Within ten minutes the area in front of the mailbox row was cleared, .the snowbank blocking my driveway had vanished, and a neat path had materialized from front door to street. As these angels of mercy finished up their impromptu task, I asked the adult who had accompanied them where they were from. "We're from Odyssey House," he said.
That was probably my first contact with the residential treatment facility here in Hampton. My second was when I brought a load of chocolate chip cookies to the house as a "thank you" for those super-shovelers who had basically saved me from more than an hour's worth of backbreaking labor. I shall be forever grateful.
The most recent time I had any contact with Odyssey House was about two weeks ago, when I had the opportunity to cover a story at the facility while teens from Israel with the "Friends Forever" program stopped in to visit. While spending time at the house and seeing the residents interact with their guests, I was amazed to find that many of my preconceived notions about Odyssey House - and its residents - were quite unwarranted.
The Odyssey House on Winnacunnet Road is both an Adolescent Therapeutic Center and an accredited school. It offers a safe and stable environment for teens who, for whatever reason - be it abuse, addiction, or emotional upheaval within their families - are experiencing unique difficulties and need the expert attention of the caring people who staff the facility. A lot of healing is going on within the walls of the residence, both individually and within the families of the teens that live and go to school there.
Odyssey House is not a prison, and these kids are not prisoners. They are travelers on, as the program's brochure states, a "journey to wellbeing." They share the same kinds of struggles that any teenager may encounter, with personal circumstances that dictate perhaps a more structured and compassionate way to deal with those issues.
During my visit to Odyssey House I witnessed healthy doses of encouragement, respect, and positive reinforcement. I saw a bulletin board covered with encouraging notes the residents had written to one another, . some applauding a recent sobriety milestone.

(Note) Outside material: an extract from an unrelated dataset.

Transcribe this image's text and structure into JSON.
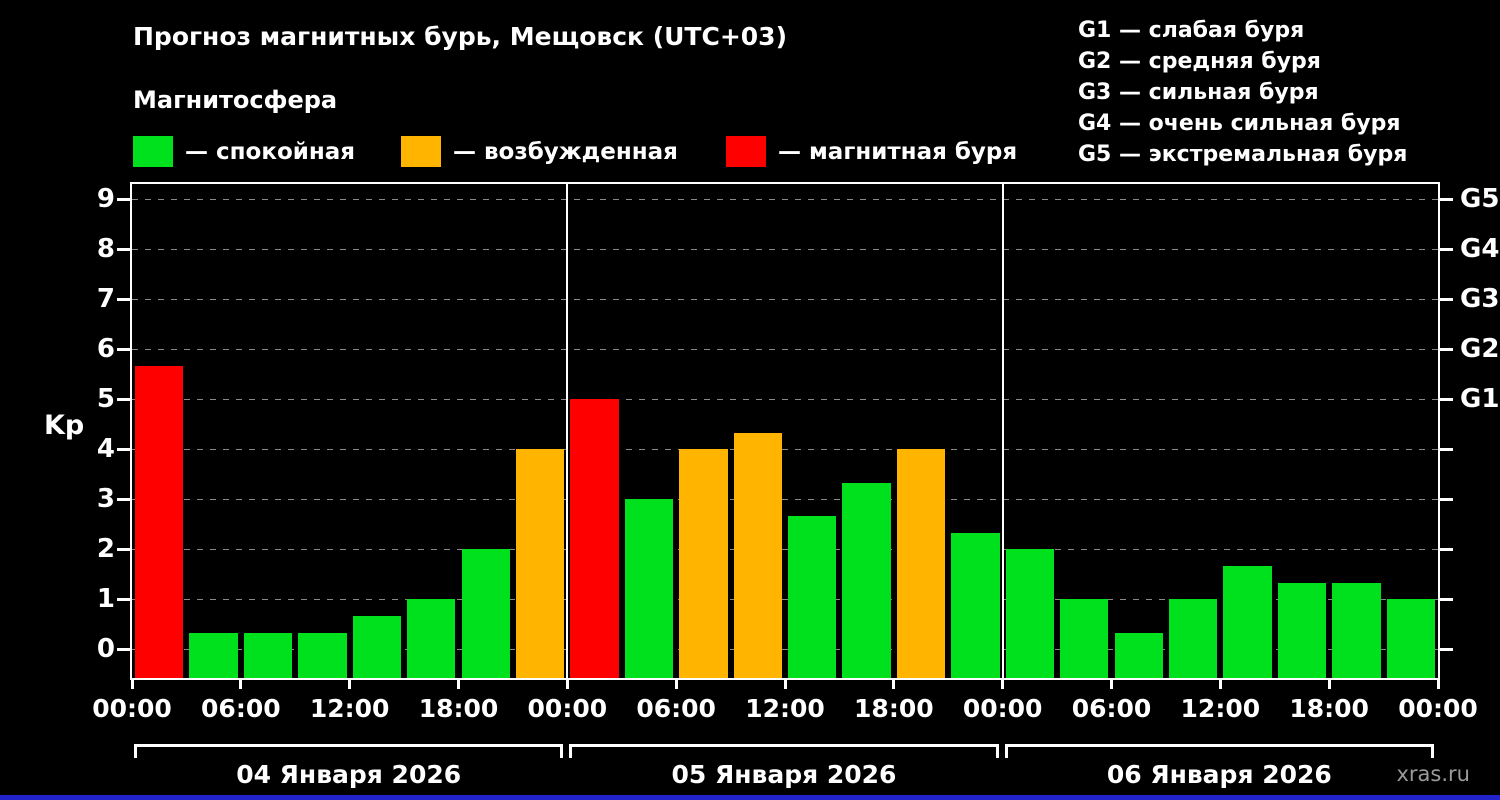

I saw smiles, heard laughter, and I sensed there was a deep commitment to the dynamics of the program. Sitting in the spacious living area of the house, with the girls from Jerusalem and their Odyssey House hostesses, I felt comfortable and at ease.
Any preconceived notions I may have had about Odyssey House and its residents should have flown out the window on that snowy day in February a few years back. But it took a visit to the center for me to really see that there is something good going on there, and that the hard work that is put into the healing process and recovery of the young men and women living there appears to be quite effective. I'm thankful I had the opportunity to see it all for myself.
By the way, helping shovelers in distress (like me),isn't the only community service these willing and able teens are involved in. They also assist at a local day-care center, volunteer at the NHSCPA, help with; Foss' annual Health Fair, assist Hampton's elderly with assorted tasks, and participate in all sorts of community service projects, one of which will be the construction of Exeter's Planet Playground the end of this month.
Oh, and one more thing to remember, with fall just around the corner - don't be surprised if you see a bunch of teenagers carrying rakes, offering weary leaf-baggers and haggard homeowners a well-deserved break. It more than likely will be the Autumn Angels from Odyssey House.